Logo emergiram também os questionamentos sobre a intenção eleitoral em anunciar publicamente sua homossexualidade. Tais dúvidas buscavam revelar as intenções do movimento de Leite: além de se distanciar de Bolsonaro, aproxima-se de um eleitorado mais progressista em termos de valores.
Não podemos corroborar, porém, que um político afirmar-se homossexual traga efeitos necessariamente positivos à sua campanha no Brasil atual. Em entrevista à Revista Piauí, o governador do Rio Grande do Sul declarou que estava preparado para lidar com os ataques homofóbicos de Bolsonaro e de seus aliados e seguidores. Afirmou que em outros momentos já sofreu “ilações, brincadeiras e ataques grosseiros”.

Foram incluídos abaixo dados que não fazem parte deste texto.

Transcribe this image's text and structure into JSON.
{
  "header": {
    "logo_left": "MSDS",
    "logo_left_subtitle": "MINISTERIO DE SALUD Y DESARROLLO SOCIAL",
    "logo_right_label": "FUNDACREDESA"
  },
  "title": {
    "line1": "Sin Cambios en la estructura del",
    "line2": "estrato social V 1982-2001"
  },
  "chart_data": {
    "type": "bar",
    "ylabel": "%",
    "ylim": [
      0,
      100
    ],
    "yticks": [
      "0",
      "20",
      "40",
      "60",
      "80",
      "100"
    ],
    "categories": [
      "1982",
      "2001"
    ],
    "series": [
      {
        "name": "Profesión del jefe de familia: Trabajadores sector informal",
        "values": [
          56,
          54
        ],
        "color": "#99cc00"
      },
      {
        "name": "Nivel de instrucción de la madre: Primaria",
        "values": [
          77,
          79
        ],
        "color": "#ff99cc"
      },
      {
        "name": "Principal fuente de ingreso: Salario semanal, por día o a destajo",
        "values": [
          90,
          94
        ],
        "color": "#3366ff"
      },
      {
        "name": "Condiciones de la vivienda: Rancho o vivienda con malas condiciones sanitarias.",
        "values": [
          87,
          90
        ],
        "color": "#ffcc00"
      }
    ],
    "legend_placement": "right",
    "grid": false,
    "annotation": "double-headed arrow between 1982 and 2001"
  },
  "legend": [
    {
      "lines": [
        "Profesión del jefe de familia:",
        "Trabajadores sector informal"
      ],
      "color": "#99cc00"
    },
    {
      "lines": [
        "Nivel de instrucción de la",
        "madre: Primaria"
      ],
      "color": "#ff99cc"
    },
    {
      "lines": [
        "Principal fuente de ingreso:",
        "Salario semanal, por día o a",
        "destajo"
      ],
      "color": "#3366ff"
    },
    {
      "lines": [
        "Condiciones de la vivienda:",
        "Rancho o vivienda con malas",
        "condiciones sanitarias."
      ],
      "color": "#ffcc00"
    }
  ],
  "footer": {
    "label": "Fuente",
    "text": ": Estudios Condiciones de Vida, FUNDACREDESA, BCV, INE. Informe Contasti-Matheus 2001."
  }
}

Sobre sua pré-candidatura à presidência, afirmou que tem as credenciais para ser o candidato que pode pôr fim à “polarização” e “recuperar no eleitor a esperança e o sonho”. Entre seus trunfos, Leite aponta seu estilo conciliador. Como horizonte, indica a ação política que pretende construir: “um projeto com eficiência da máquina, que se atribui à direita, com a tolerância e o respeito às pessoas que se atribui à esquerda”. Num aceno claro a demandas progressistas.

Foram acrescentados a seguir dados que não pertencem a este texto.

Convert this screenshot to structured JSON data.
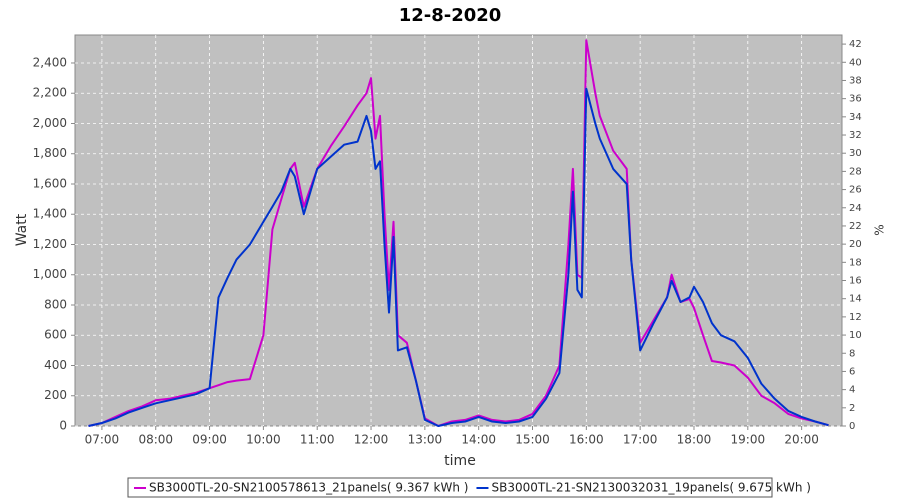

O movimento de Leite, ao incorporar pautas da esquerda ao seu “projeto para o país”, lembra a estratégia que Ciro Gomes, seu concorrente no campo da terceira via, vem promovendo em sentido oposto, nos últimos meses. Como bem analisou Monalisa Torres aqui no Bemdito, o ex-ministro tem acionado um forte discurso antipetista com o intuito de amealhar votos na direita. Como exemplo, na última semana, Ciro Gomes, em entrevista ao Canal UOL, reforçou sua estratégia afirmando que “Lula é o maior corruptor da história moderna da política brasileira. […] Apodrece onde coloca a mão. Eu sei que ele é corrupto”.
Os movimentos de Ciro Gomes caminhando em busca de votos na direita e de Eduardo Leite acenando para os setores progressistas demarcam que a competividade interna pode estar aumentando no âmbito da terceira via. O motivo mais evidente: o presidente encontrou alguns obstáculos severos em seu percurso até 2022. Os escândalos não são facilmente contornáveis, especialmente, com os trabalhos da CPI dedicados a investigá-los.
As apostas de Ciro e Leite são, por sua vez, arriscadas. Envolvem aspectos de suas imagens públicas que podem afetar diretamente a adesão de setores específicos do eleitorado. Só o tempo nos dirá se alguma dessas estratégias surtirá o efeito pretendido: conseguir um lugar competitivo na disputa de 2022.